UNCOMMON breeds, and "UNPOPULAR" breeds are healthier...why? becuase theres LESS maniplulation (and less attraction to BYB/Puppymills) Popular breeds are more likely to be "mass produced" and therefore more likley to have health issues (because mas production breeders arnt testing for genetic problems) good healthy seliectiv ebreeding does help reduce and even remove genetic issues in breeds BUT if were talking "NATURALLY HEALTHY" you want to look at paraiah/primitive breeds like the dingo and newguinnea singing dog...these are ANCIENT breeds with little-NO man made interaction and as a result they are hardy breeds..
the HUMAN hasnt come in sand started mass producing them or trying to "change' them to suit a specific look (ie the bulldog or the confo bred German Sheperd ect)
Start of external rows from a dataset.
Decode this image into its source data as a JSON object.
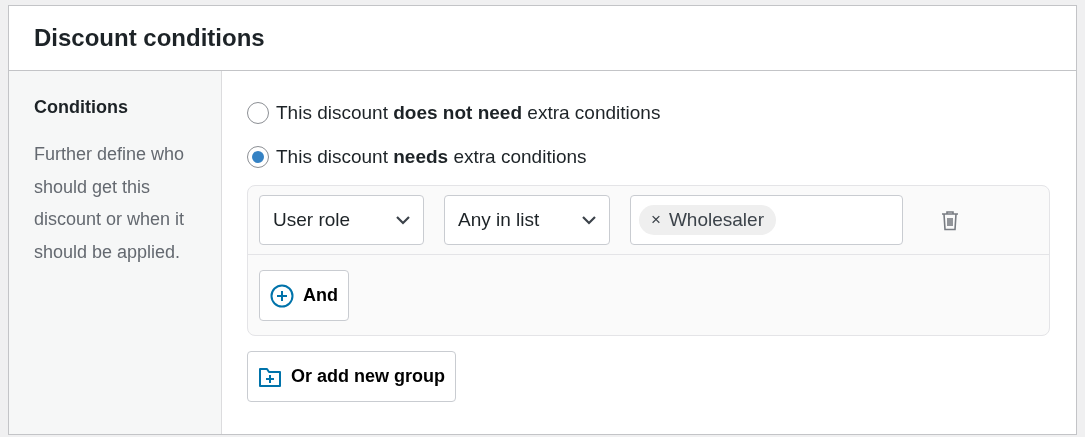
{
  "panel": {
    "title": "Discount conditions"
  },
  "sidebar": {
    "heading": "Conditions",
    "description": "Further define who should get this discount or when it should be applied."
  },
  "options": [
    {
      "label": "This discount **does not need** extra conditions",
      "selected": false
    },
    {
      "label": "This discount **needs** extra conditions",
      "selected": true
    }
  ],
  "group": {
    "conditions": [
      {
        "field": "User role",
        "operator": "Any in list",
        "tags": [
          {
            "remove": "×",
            "label": "Wholesaler"
          }
        ]
      }
    ],
    "and_button": "And"
  },
  "add_group_button": "Or add new group"
}
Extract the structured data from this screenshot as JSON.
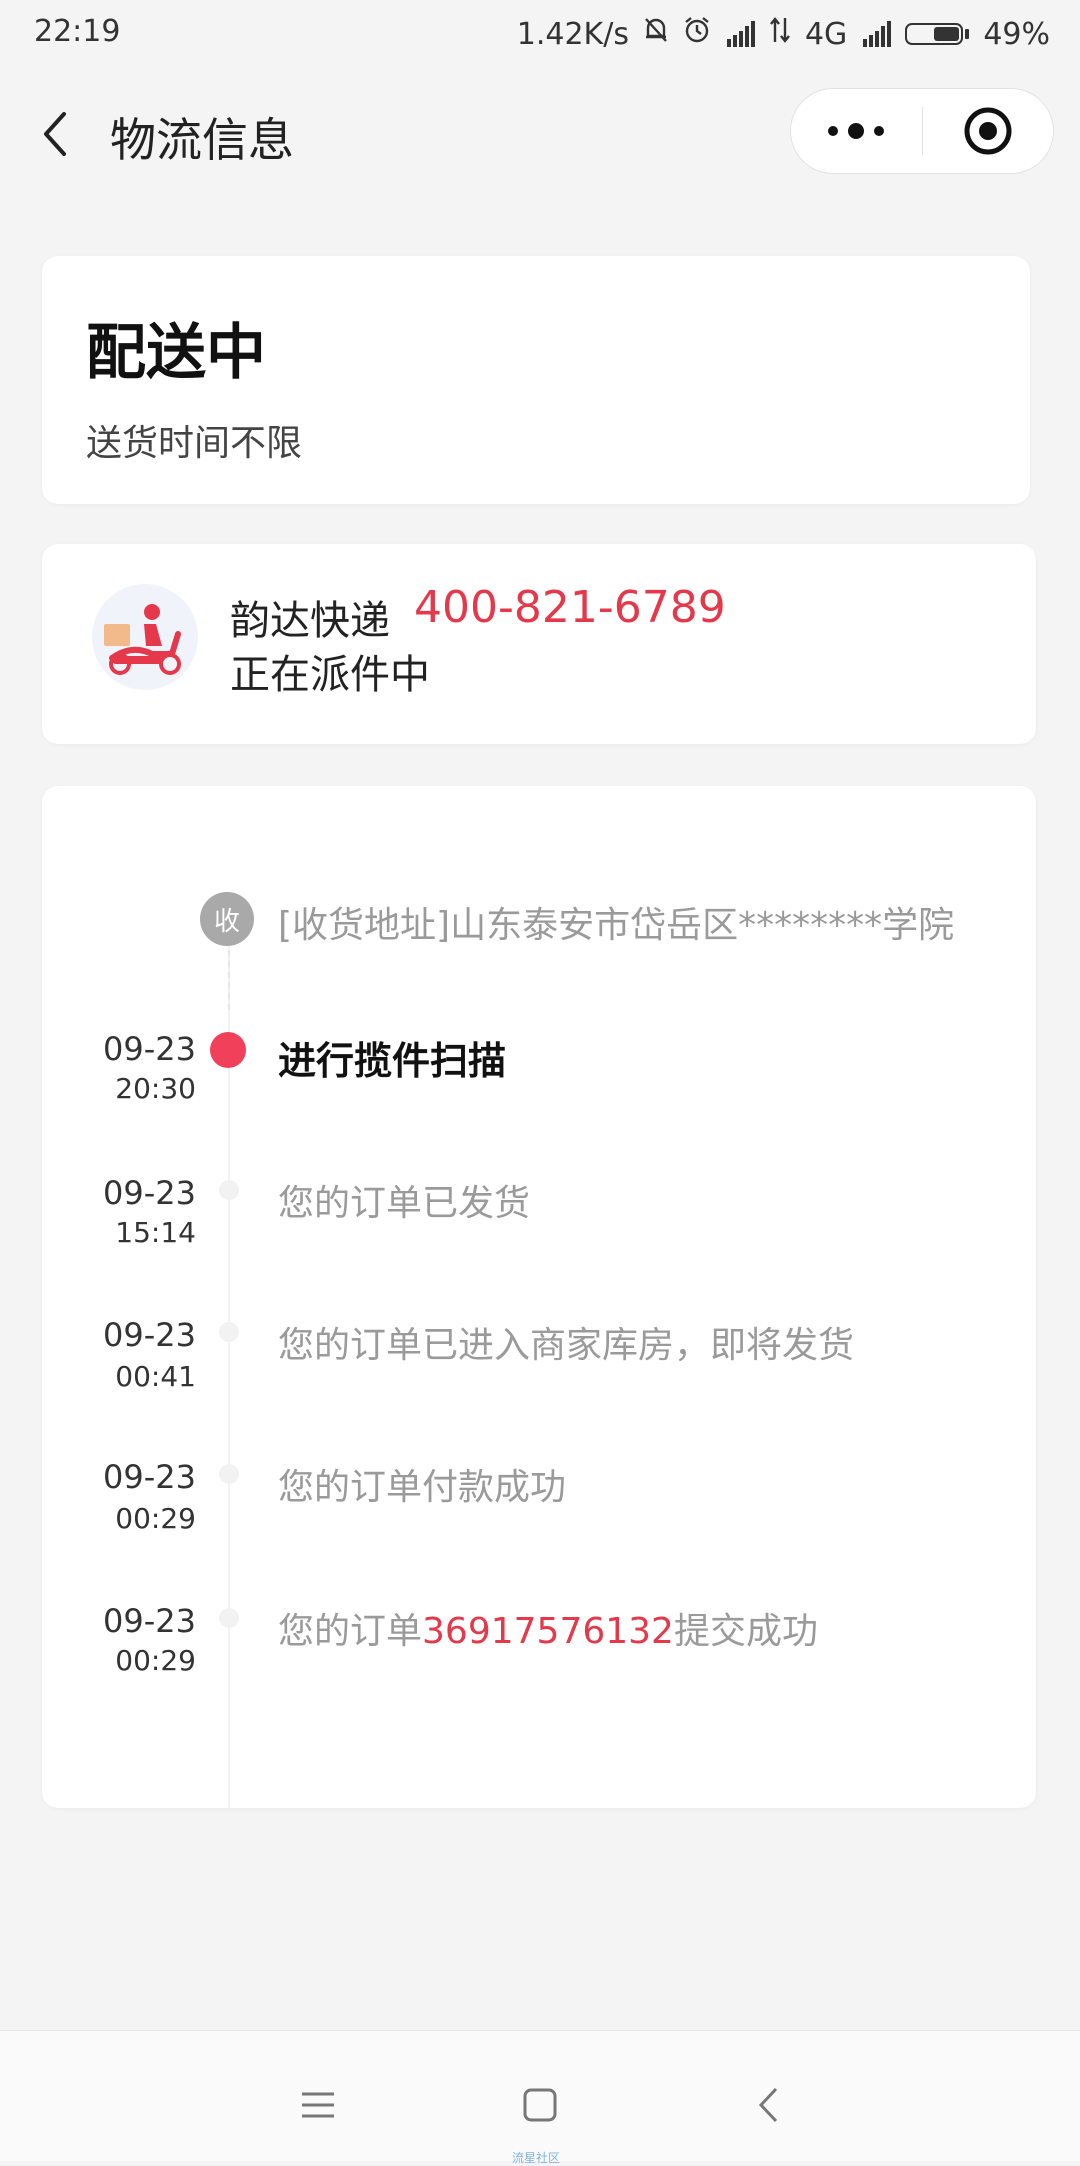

and on the"inbreeding" aspect. many GREAT breeders use line breeding (the breeding of close relitives) to Lock good traits into their lines. its not uncommon to see granddaughter bred to grandfather in order to improve certain traits...(mother to son/father to daughter and brother to sister however are NOT used) as long as the breeder is doing this correctly theres nothing wrong with it (ie there doing all the health testing ect...) bad linebreeding however can cause a WORLD of trouble.

i do agree in terms of mutts it can go either way....

i think the point im trying to make here is theres 2 tyes of "healthy" theres LIFE health, health controled by things you do in every day life...keeping your pet a good weight, making sure they are vacinate as nessicary, feeding a good diet ect...
then theres GENETIC health...things your dog is pre-disposed to based n the genetics of a breed...these thigns can be manipulated by good breders to help keep lines free of these gentic issues, but if your dog has it from its genetics nothign can change it at that point (ie dysplaysia, pcra-prd, luxation ect...) and these issues then must be "managed" in a dog with them...(ie you can CURE obesity by changing your dogs habits...you cant CURE genetic blindness by changing what your dog eats ect.

However by managing these genetic impacts you can then reduce the impact of it.